Steve Phelps of Rovtech Solutions told MJ that remotely operated vessels were first used in 1984 to survey the damage from the - then Windscale - original 1950s pile fire and radioactive leak which led to its eventual closure.
It set a precedent, he explained. After this ROVs became Sellafield’s “underwater eyeballs” that allowed a look around several storage ponds.
Rovtech has supplied nine ROVs for Sellafield’s decommissioning process: these have, over the last three or four years, helped to move and reclassify several tonnes of radioactive material. However, it became obvious quite early on “that usability is a lot more important than high end tech” he said.

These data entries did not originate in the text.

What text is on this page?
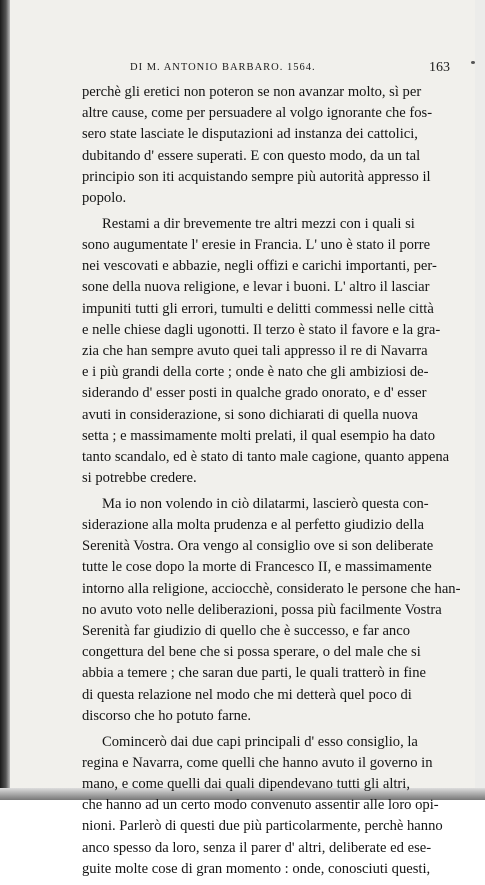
DI M. ANTONIO BARBARO. 1564.	163
perchè gli eretici non poteron se non avanzar molto, sì per
altre cause, come per persuadere al volgo ignorante che fos-
sero state lasciate le disputazioni ad instanza dei cattolici,
dubitando d' essere superati. E con questo modo, da un tal
principio son iti acquistando sempre più autorità appresso il
popolo.
Restami a dir brevemente tre altri mezzi con i quali si
sono augumentate l' eresie in Francia. L' uno è stato il porre
nei vescovati e abbazie, negli offizi e carichi importanti, per-
sone della nuova religione, e levar i buoni. L' altro il lasciar
impuniti tutti gli errori, tumulti e delitti commessi nelle città
e nelle chiese dagli ugonotti. Il terzo è stato il favore e la gra-
zia che han sempre avuto quei tali appresso il re di Navarra
e i più grandi della corte ; onde è nato che gli ambiziosi de-
siderando d' esser posti in qualche grado onorato, e d' esser
avuti in considerazione, si sono dichiarati di quella nuova
setta ; e massimamente molti prelati, il qual esempio ha dato
tanto scandalo, ed è stato di tanto male cagione, quanto appena
si potrebbe credere.
Ma io non volendo in ciò dilatarmi, lascierò questa con-
siderazione alla molta prudenza e al perfetto giudizio della
Serenità Vostra. Ora vengo al consiglio ove si son deliberate
tutte le cose dopo la morte di Francesco II, e massimamente
intorno alla religione, acciocchè, considerato le persone che han-
no avuto voto nelle deliberazioni, possa più facilmente Vostra
Serenità far giudizio di quello che è successo, e far anco
congettura del bene che si possa sperare, o del male che si
abbia a temere ; che saran due parti, le quali tratterò in fine
di questa relazione nel modo che mi detterà quel poco di
discorso che ho potuto farne.
Comincerò dai due capi principali d' esso consiglio, la
regina e Navarra, come quelli che hanno avuto il governo in
mano, e come quelli dai quali dipendevano tutti gli altri,
che hanno ad un certo modo convenuto assentir alle loro opi-
nioni. Parlerò di questi due più particolarmente, perchè hanno
anco spesso da loro, senza il parer d' altri, deliberate ed ese-
guite molte cose di gran momento : onde, conosciuti questi,
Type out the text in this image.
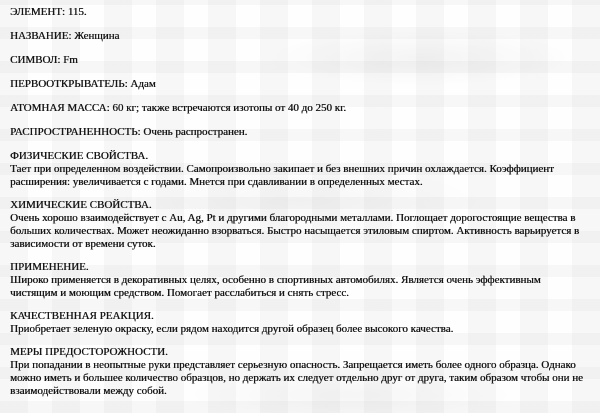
ЭЛЕМЕНТ: 115.
НАЗВАНИЕ: Женщина
СИМВОЛ: Fm
ПЕРВООТКРЫВАТЕЛЬ: Адам
АТОМНАЯ МАССА: 60 кг; также встречаются изотопы от 40 до 250 кг.
РАСПРОСТРАНЕННОСТЬ: Очень распространен.
ФИЗИЧЕСКИЕ СВОЙСТВА.
Тает при определенном воздействии. Самопроизвольно закипает и без внешних причин охлаждается. Коэффициент расширения: увеличивается с годами. Мнется при сдавливании в определенных местах.
ХИМИЧЕСКИЕ СВОЙСТВА.
Очень хорошо взаимодействует с Au, Ag, Pt и другими благородными металлами. Поглощает дорогостоящие вещества в больших количествах. Может неожиданно взорваться. Быстро насыщается этиловым спиртом. Активность варьируется в зависимости от времени суток.
ПРИМЕНЕНИЕ.
Широко применяется в декоративных целях, особенно в спортивных автомобилях. Является очень эффективным чистящим и моющим средством. Помогает расслабиться и снять стресс.
КАЧЕСТВЕННАЯ РЕАКЦИЯ.
Приобретает зеленую окраску, если рядом находится другой образец более высокого качества.
МЕРЫ ПРЕДОСТОРОЖНОСТИ.
При попадании в неопытные руки представляет серьезную опасность. Запрещается иметь более одного образца. Однако можно иметь и большее количество образцов, но держать их следует отдельно друг от друга, таким образом чтобы они не взаимодействовали между собой.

“One issue is that getting up close to highly radioactive material has a temporary effect on electronics, for example, cameras stop working.” The only real answer to this was to reserve most of the complexity for the above-water controls. There’s also the matter of an extremely corrosive 11.4ph environment and the need to decontaminate by jet washer, so the ROV’s construction needs to be as tough and simple as possible, with a reliance on stainless steel and polycarbonates.
Despite this, the ROVs still need to be flexible: “The Adaptable Seaker allows you to drop in different tooling options, the sludge sampler takes samples of radiation levels, the jet pump allows you remove or redistribute sludge to expose specific areas, then the manipulator can pick up the fuel rods themselves which can be up to a metre long.”
It’s probably the fact that the operating technicians still need to wear three pairs of gloves for maintenance, even after the decontamination process that makes one of the biggest differences. There’s a plug and play philosophy on cameras, thrusters and lights that enables an easy turnaround explained Mr Phelps, “all the items have to be quick release; you can’t have anything that requires a lot of dexterity”.
But although this is a somewhat unusual development pathway, there are crossovers that link into other areas: “Sellafield has some very small entrances, less than 900mm wide, so Rovtech is now developing a smaller ROV, it’s about a fifth of the size of the Seaker which can be picked up in one hand.”
This, he said, “would also be ideal for surveying in turbid conditions or where there’s restricted access such as black water areas or canals; I’d be very excited to see it used for environmental sampling”.